I finally decided to tie the gown up in the front since that would give easier access to my chest. Unfortunately, it was so large that it practically wrapped around me twice. I was wearing a kimono. A pale blue one. At least there was no draft!

Tomorrow I meet with my dermatologist again. No gowns for that appointment, unfortunately!

Friday, December 11, 2009

God is not on our side (it's better than that).

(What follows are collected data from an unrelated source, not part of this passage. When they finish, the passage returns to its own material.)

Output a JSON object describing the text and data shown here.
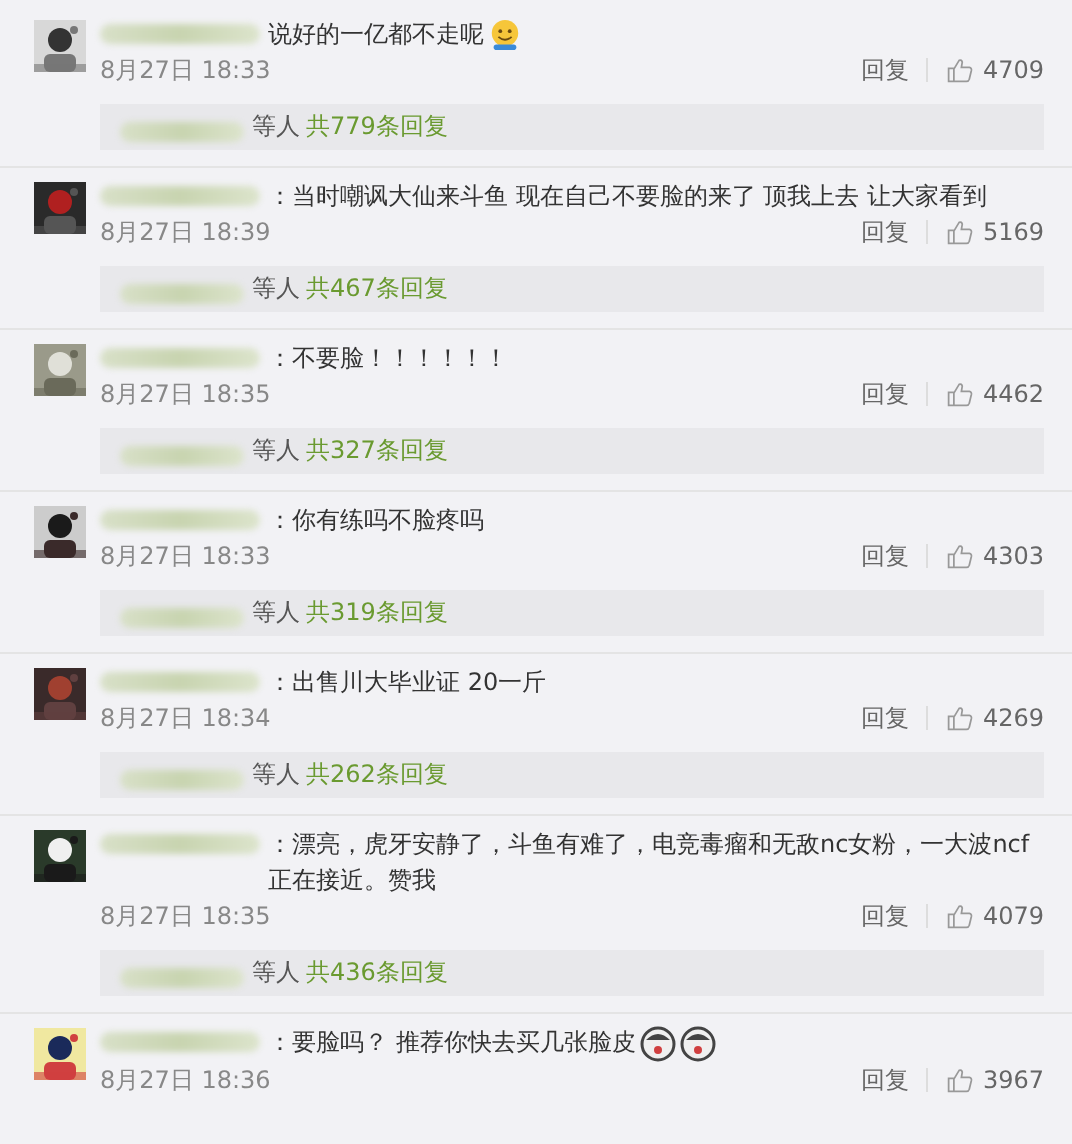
{
  "comments": [
    {
      "text": "说好的一亿都不走呢",
      "emojis": [
        {
          "kind": "smile"
        }
      ],
      "date": "8月27日 18:33",
      "reply_label": "回复",
      "likes": "4709",
      "thread": {
        "suffix": "等人",
        "count": "共779条回复"
      }
    },
    {
      "text": "：当时嘲讽大仙来斗鱼 现在自己不要脸的来了 顶我上去 让大家看到",
      "date": "8月27日 18:39",
      "reply_label": "回复",
      "likes": "5169",
      "thread": {
        "suffix": "等人",
        "count": "共467条回复"
      }
    },
    {
      "text": "：不要脸！！！！！！",
      "date": "8月27日 18:35",
      "reply_label": "回复",
      "likes": "4462",
      "thread": {
        "suffix": "等人",
        "count": "共327条回复"
      }
    },
    {
      "text": "：你有练吗不脸疼吗",
      "date": "8月27日 18:33",
      "reply_label": "回复",
      "likes": "4303",
      "thread": {
        "suffix": "等人",
        "count": "共319条回复"
      }
    },
    {
      "text": "：出售川大毕业证  20一斤",
      "date": "8月27日 18:34",
      "reply_label": "回复",
      "likes": "4269",
      "thread": {
        "suffix": "等人",
        "count": "共262条回复"
      }
    },
    {
      "text": "：漂亮，虎牙安静了，斗鱼有难了，电竞毒瘤和无敌nc女粉，一大波ncf正在接近。赞我",
      "date": "8月27日 18:35",
      "reply_label": "回复",
      "likes": "4079",
      "thread": {
        "suffix": "等人",
        "count": "共436条回复"
      }
    },
    {
      "text": "：要脸吗？ 推荐你快去买几张脸皮",
      "emojis": [
        {
          "kind": "face"
        },
        {
          "kind": "face"
        }
      ],
      "date": "8月27日 18:36",
      "reply_label": "回复",
      "likes": "3967"
    }
  ]
}
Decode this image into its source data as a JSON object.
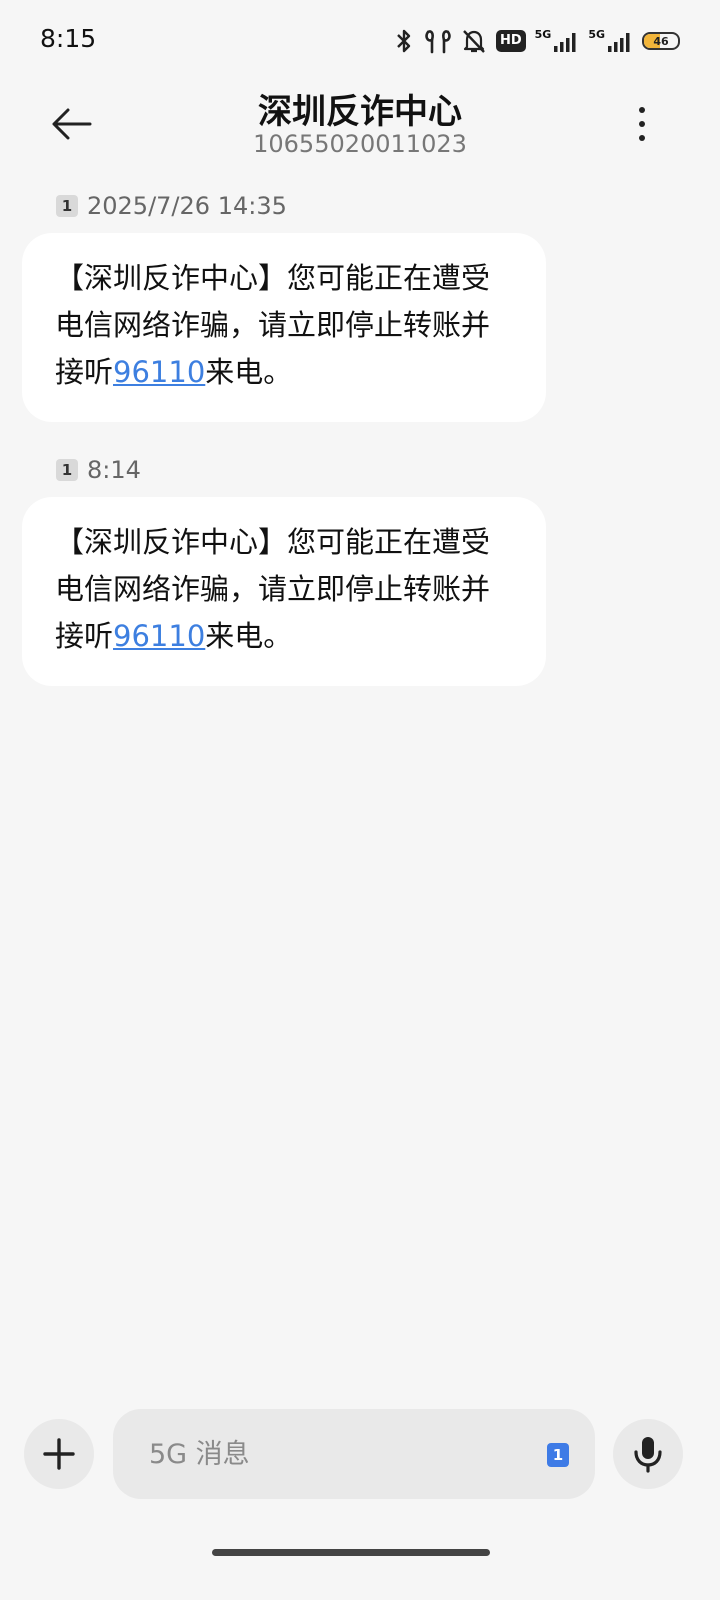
{
  "status_bar": {
    "time": "8:15",
    "hd_label": "HD",
    "network_1": "5G",
    "network_2": "5G",
    "battery": "46",
    "battery_level": 0.46,
    "battery_color": "#f2b53a",
    "icons": [
      "bluetooth-icon",
      "earbuds-icon",
      "silent-bell-icon",
      "hd-voice-icon",
      "signal-icon",
      "signal-icon",
      "battery-icon"
    ]
  },
  "header": {
    "title": "深圳反诈中心",
    "subtitle": "10655020011023"
  },
  "messages": [
    {
      "sim": "1",
      "time": "2025/7/26 14:35",
      "text_before": "【深圳反诈中心】您可能正在遭受电信网络诈骗，请立即停止转账并接听",
      "phone": "96110",
      "text_after": "来电。"
    },
    {
      "sim": "1",
      "time": "8:14",
      "text_before": "【深圳反诈中心】您可能正在遭受电信网络诈骗，请立即停止转账并接听",
      "phone": "96110",
      "text_after": "来电。"
    }
  ],
  "composer": {
    "placeholder": "5G 消息",
    "sim": "1",
    "value": ""
  },
  "colors": {
    "background": "#f6f6f6",
    "bubble": "#ffffff",
    "link": "#3d7fe0",
    "sim_accent": "#3e7be6"
  }
}
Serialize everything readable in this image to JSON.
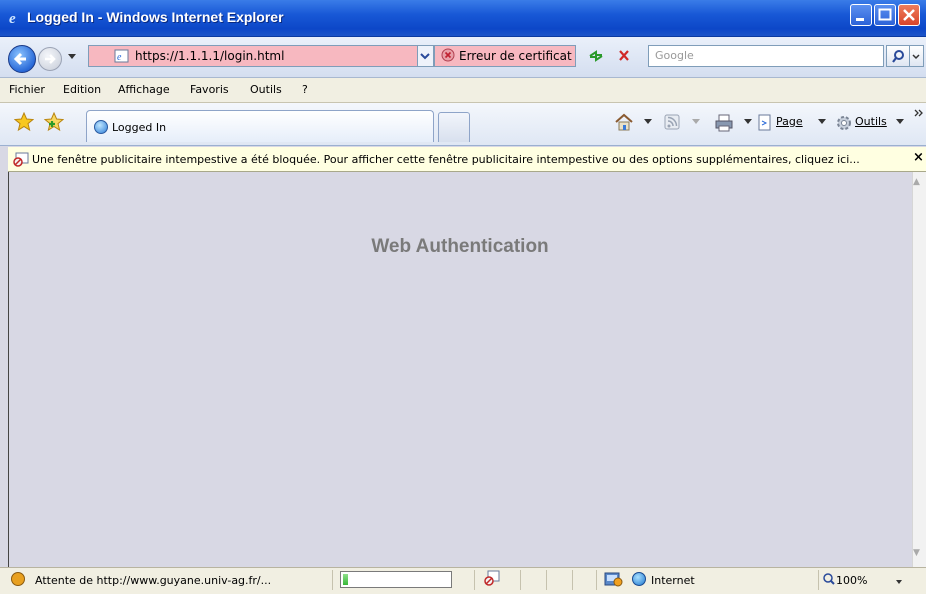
{
  "window": {
    "title": "Logged In - Windows Internet Explorer"
  },
  "address_bar": {
    "url": "https://1.1.1.1/login.html",
    "certificate_error": "Erreur de certificat",
    "search_placeholder": "Google"
  },
  "menu": {
    "items": [
      "Fichier",
      "Edition",
      "Affichage",
      "Favoris",
      "Outils",
      "?"
    ]
  },
  "tab": {
    "label": "Logged In"
  },
  "toolbar": {
    "page_label": "Page",
    "tools_label": "Outils"
  },
  "info_bar": {
    "message": "Une fenêtre publicitaire intempestive a été bloquée. Pour afficher cette fenêtre publicitaire intempestive ou des options supplémentaires, cliquez ici...",
    "close_glyph": "×"
  },
  "page": {
    "heading": "Web Authentication"
  },
  "status_bar": {
    "text": "Attente de http://www.guyane.univ-ag.fr/...",
    "progress": 0.05,
    "zone": "Internet",
    "zoom": "100%"
  },
  "colors": {
    "titlebar": "#1858d6",
    "cert_error_bg": "#f7b8c0",
    "content_bg": "#d8d8e4",
    "infobar_bg": "#ffffe1"
  }
}
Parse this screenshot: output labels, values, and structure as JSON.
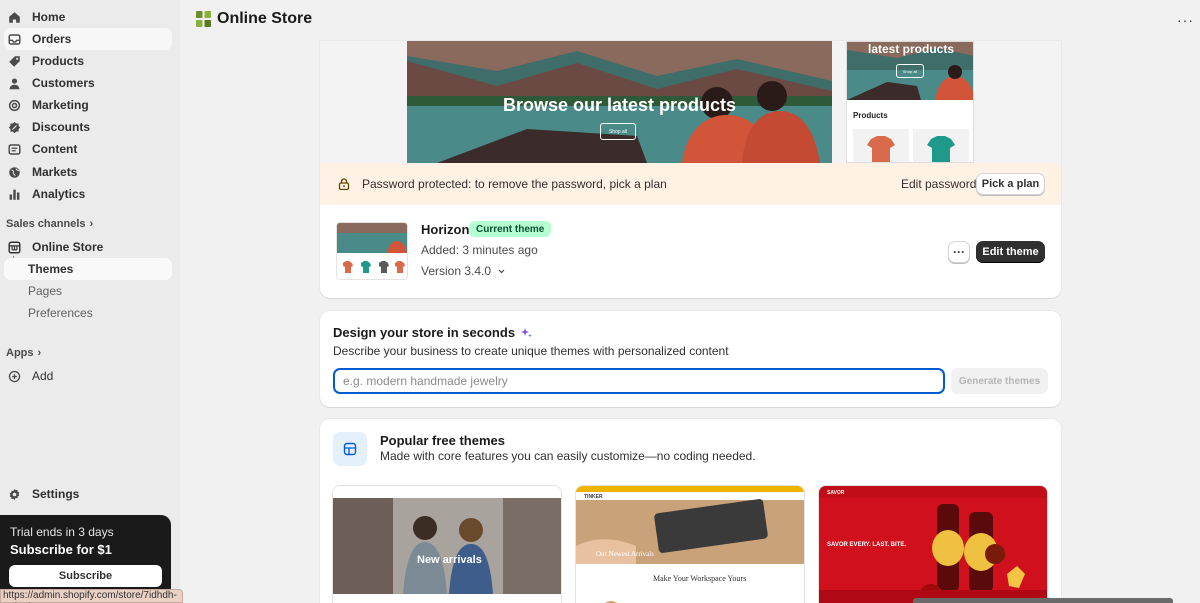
{
  "sidebar": {
    "items": [
      {
        "label": "Home",
        "icon": "home-icon"
      },
      {
        "label": "Orders",
        "icon": "inbox-icon"
      },
      {
        "label": "Products",
        "icon": "tag-icon"
      },
      {
        "label": "Customers",
        "icon": "person-icon"
      },
      {
        "label": "Marketing",
        "icon": "target-icon"
      },
      {
        "label": "Discounts",
        "icon": "discount-icon"
      },
      {
        "label": "Content",
        "icon": "content-icon"
      },
      {
        "label": "Markets",
        "icon": "globe-icon"
      },
      {
        "label": "Analytics",
        "icon": "bar-chart-icon"
      }
    ],
    "sales_channels_label": "Sales channels",
    "online_store_label": "Online Store",
    "sub_items": [
      "Themes",
      "Pages",
      "Preferences"
    ],
    "apps_label": "Apps",
    "add_label": "Add",
    "settings_label": "Settings"
  },
  "trial": {
    "line1": "Trial ends in 3 days",
    "line2": "Subscribe for $1",
    "button": "Subscribe"
  },
  "status_url": "https://admin.shopify.com/store/7idhdh-xn/orders",
  "header": {
    "title": "Online Store",
    "more": "···"
  },
  "hero": {
    "desktop_headline": "Browse our latest products",
    "desktop_button": "Shop all",
    "mobile_headline": "latest products",
    "mobile_button": "Shop all",
    "mobile_products_title": "Products"
  },
  "password_banner": {
    "message": "Password protected: to remove the password, pick a plan",
    "edit_password": "Edit password",
    "pick_plan": "Pick a plan"
  },
  "current_theme": {
    "name": "Horizon",
    "badge": "Current theme",
    "added": "Added: 3 minutes ago",
    "version": "Version 3.4.0",
    "more": "···",
    "edit_button": "Edit theme"
  },
  "design": {
    "title": "Design your store in seconds",
    "description": "Describe your business to create unique themes with personalized content",
    "placeholder": "e.g. modern handmade jewelry",
    "button": "Generate themes"
  },
  "popular": {
    "title": "Popular free themes",
    "description": "Made with core features you can easily customize—no coding needed.",
    "cards": [
      {
        "caption": "New arrivals"
      },
      {
        "brand": "TINKER",
        "caption": "Our Newest Arrivals",
        "sub": "Make Your Workspace Yours"
      },
      {
        "brand": "SAVOR",
        "caption": "SAVOR EVERY. LAST. BITE."
      }
    ]
  },
  "colors": {
    "accent_blue": "#005bd3",
    "badge_green": "#b4fed2",
    "banner_bg": "#fff1e3",
    "primary_button": "#303030"
  }
}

In reading the account of the fall of Jericho, I was struck by a portion of the story that I had never noticed before. We usually start reading when Israel is marching around the wall and we assume that God was on THEIR side because the wall fell down. If we read the passage before the marching and falling, we see Joshua meeting a soldier. Joshua asks the soldier, 'are you on our side, or are you on the side of our enemy?'. The soldier's (who was an angel) response is so interesting. He says 'neither, I am on God's side'. God is not on our side. We are on His. This may seem like silly semantics, but I think the difference is critical. If we have the mindset that God is on OUR side, that means that we are the ones with the plan. We are the one calling the shots. We are the ones that must always have things go our way. He wants us on His side. His plans are much better than ours. Confusing sometimes, but always much better.

Monday, December 7, 2009

Surgery Date Set...For real this time

I will have surgery on January 14th, more than 2 weeks earlier than it could have been. This is a huge blessing as O.R. time is pretty tight. The solidification of a date and a detailed explanation of the procedure have brought this whole experience to a new level of reality. Here is the plan so far (which may change as the procedure gets going). I will have a circle (2cm across) removed from beside my right eye. The edge of the circle will be at my lower eyelash line. From there, I'll have an incision across my temple to my ear, down in front of my ear and down into my neck. This will give the surgeon access to my parotid gland (google parotidectomy if you're not squeamish or if you still need motivation to have your moles checked!), which he will remove. Apparently I don't need my parotid gland, or so they say.

In addition to the underlying peace that we have (which at times is lying very much under), we go through times of anger and times of sadness. There are also the times of fear and denial. It's in these times that we hold tightly to the hope that we have in knowing that in all things, God is good.

Saturday, December 5, 2009

Hope

Last Sunday, our church's communion table did not contain the usual bread and wine. Instead, there was a mixing bowl, eggs, flour, etc.. All the ingredients for the bread, but clearly not the finished product. As we look forward to Christmas, we wait in anticipation to celebrate the fulfillment of so many promises and the source of our hope.

Yesterday, Roz and I met with the surgeon who will perform my surgery. I'm on the list for surgery and will get the next available spot. The latest possible date is February 3rd, but mid-late January is possible too. I feel like we now have the ingredients. Now comes the patient anticipation and the hope. Hope is not blind wishful thinking. It is a deep rooted assurance, grounded in the knowledge that God works all things together for good. That's true for the good parts of life and for the hard parts of life. We know that this whole crazy experience will be used for good. This is not for nothing. This is not an accident. This is not hopeless.